Months before, Sword had written to the Justice Department threatening to resign if another voting-rights suit were filed, he testified. “[Giving notice] had nothing to do with early voting. Had everything to do with their malicious actions,” Sword responded to a question from Frankenstein. “It’s always been a response to threats to sue us.”
What about 2012?, Frankenstein asked. “There’s nothing to indicate that this won’t be anything but a great election,” Sword replied.
Secretary of State Gant offered some surprises—for example, testifying that for several months he’d sat on information about Shannon County’s struggle to put together a 2012 election. The next was when he confirmed under questioning from the judge that the state has millions in its HAVA-fund coffers. Meanwhile, an election in Shannon County appears to cost somewhere between $10,000 and $15,000.
Yet another was when Gant testified that South Dakota law allows the state to step in and run elections when necessary. Back in 2010, Fall River officials created such turmoil when they headed for the door because then-Secretary of State Chris Nelson refused to involve the state, telling the Rapid City Journal, “the state will not step in and run the election” and “no one but a county auditor can manage an election.” At press time, neither Secretary Gant nor his lawyer had responded to requests for comments.

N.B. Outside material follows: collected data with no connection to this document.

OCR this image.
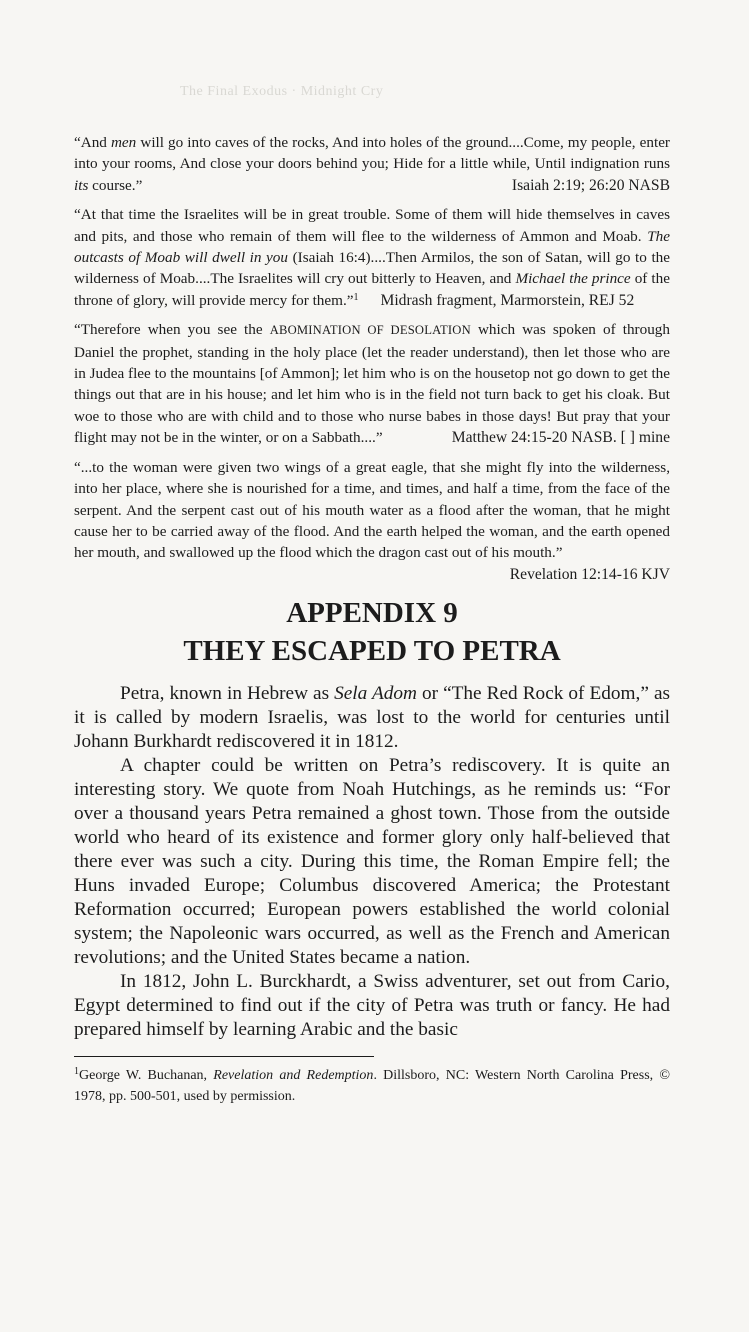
The Final Exodus · Midnight Cry

“And men will go into caves of the rocks, And into holes of the ground....Come, my people, enter into your rooms, And close your doors behind you; Hide for a little while, Until indignation runs its course.”	Isaiah 2:19; 26:20 NASB

“At that time the Israelites will be in great trouble. Some of them will hide themselves in caves and pits, and those who remain of them will flee to the wilderness of Ammon and Moab. The outcasts of Moab will dwell in you (Isaiah 16:4)....Then Armilos, the son of Satan, will go to the wilderness of Moab....The Israelites will cry out bitterly to Heaven, and Michael the prince of the throne of glory, will provide mercy for them.”$^1$ Midrash fragment, Marmorstein, REJ 52

“Therefore when you see the ABOMINATION OF DESOLATION which was spoken of through Daniel the prophet, standing in the holy place (let the reader understand), then let those who are in Judea flee to the mountains [of Ammon]; let him who is on the housetop not go down to get the things out that are in his house; and let him who is in the field not turn back to get his cloak. But woe to those who are with child and to those who nurse babes in those days! But pray that your flight may not be in the winter, or on a Sabbath....”	Matthew 24:15-20 NASB. [ ] mine

“...to the woman were given two wings of a great eagle, that she might fly into the wilderness, into her place, where she is nourished for a time, and times, and half a time, from the face of the serpent. And the serpent cast out of his mouth water as a flood after the woman, that he might cause her to be carried away of the flood. And the earth helped the woman, and the earth opened her mouth, and swallowed up the flood which the dragon cast out of his mouth.”
Revelation 12:14-16 KJV

APPENDIX 9
THEY ESCAPED TO PETRA

Petra, known in Hebrew as Sela Adom or “The Red Rock of Edom,” as it is called by modern Israelis, was lost to the world for centuries until Johann Burkhardt rediscovered it in 1812.

A chapter could be written on Petra’s rediscovery. It is quite an interesting story. We quote from Noah Hutchings, as he reminds us: “For over a thousand years Petra remained a ghost town. Those from the outside world who heard of its existence and former glory only half-believed that there ever was such a city. During this time, the Roman Empire fell; the Huns invaded Europe; Columbus discovered America; the Protestant Reformation occurred; European powers established the world colonial system; the Napoleonic wars occurred, as well as the French and American revolutions; and the United States became a nation.

In 1812, John L. Burckhardt, a Swiss adventurer, set out from Cario, Egypt determined to find out if the city of Petra was truth or fancy. He had prepared himself by learning Arabic and the basic

$^1$George W. Buchanan, Revelation and Redemption. Dillsboro, NC: Western North Carolina Press, © 1978, pp. 500-501, used by permission.
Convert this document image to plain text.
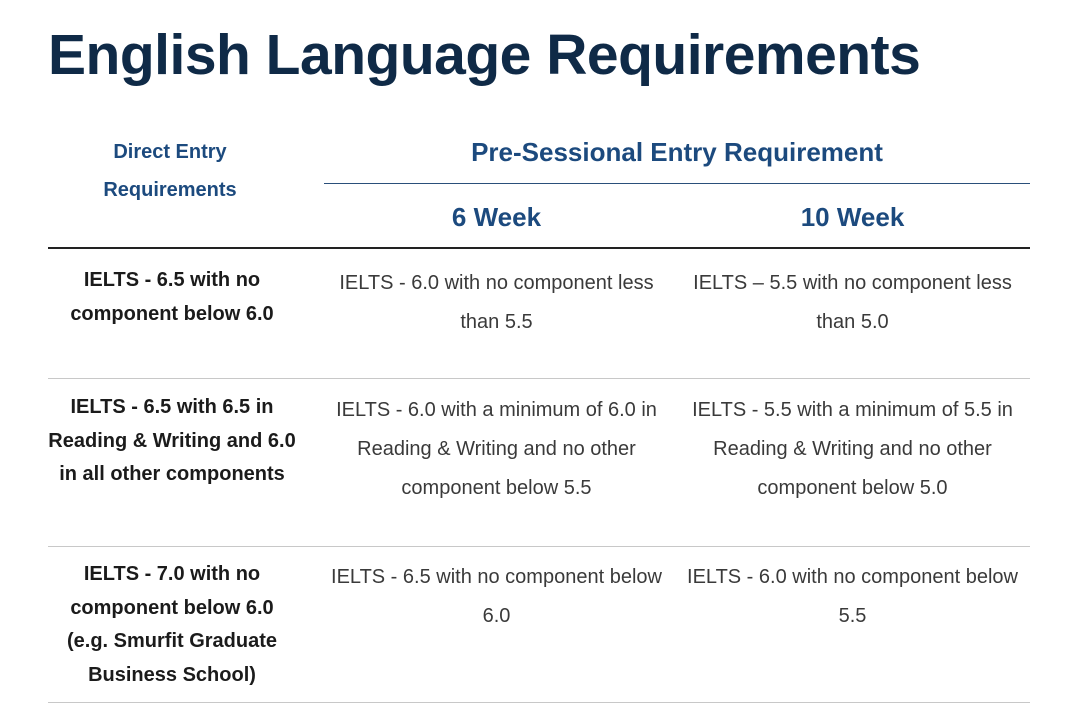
English Language Requirements
Direct Entry Requirements
Pre-Sessional Entry Requirement
6 Week	10 Week
IELTS - 6.5 with no component below 6.0
IELTS - 6.0 with no component less than 5.5
IELTS – 5.5 with no component less than 5.0
IELTS - 6.5 with 6.5 in Reading & Writing and 6.0 in all other components
IELTS - 6.0 with a minimum of 6.0 in Reading & Writing and no other component below 5.5
IELTS - 5.5 with a minimum of 5.5 in Reading & Writing and no other component below 5.0
IELTS - 7.0 with no component below 6.0 (e.g. Smurfit Graduate Business School)
IELTS - 6.5 with no component below 6.0
IELTS - 6.0 with no component below 5.5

Tribal members in Shannon County deserve a permanent solution to the early-voting problem, said Laughlin McDonald, director of the American Civil Liberties Union’s Voting Rights Project and author of an amicus brief supporting the Oglala plaintiffs: “They should be treated like voters in other counties in South Dakota. The long and continuing history of disparate treatment of American Indian voters in South Dakota should come to an end.”
McDonald described the hoped-for result of all this—increased American Indian political participation in the state—as “helping break down the barriers that continue to separate Indians and non-Indians” and conferring “undeniable benefits.”
Lembrich has provided practical examples of the benefits of Native enfranchisement in South Dakota, despite its limitations so far: “Water projects have been expanded to bring running water to many rural Indian communities, and attempts to cut funding for tribal colleges were defeated.” He also noted that the simple fact of bringing the suit means “everyone now knows the threat of a federal lawsuit is real and not just a bluff.”
What made Semans especially happy, he said, was the judge noting Native Americans’ long-term fight for equal voting rights in South Dakota. “That effort gave us a foothold that led to this success today,” Semans said. “We got kicked to the curb a few times along the way, and it took eight years, and it was worth it.”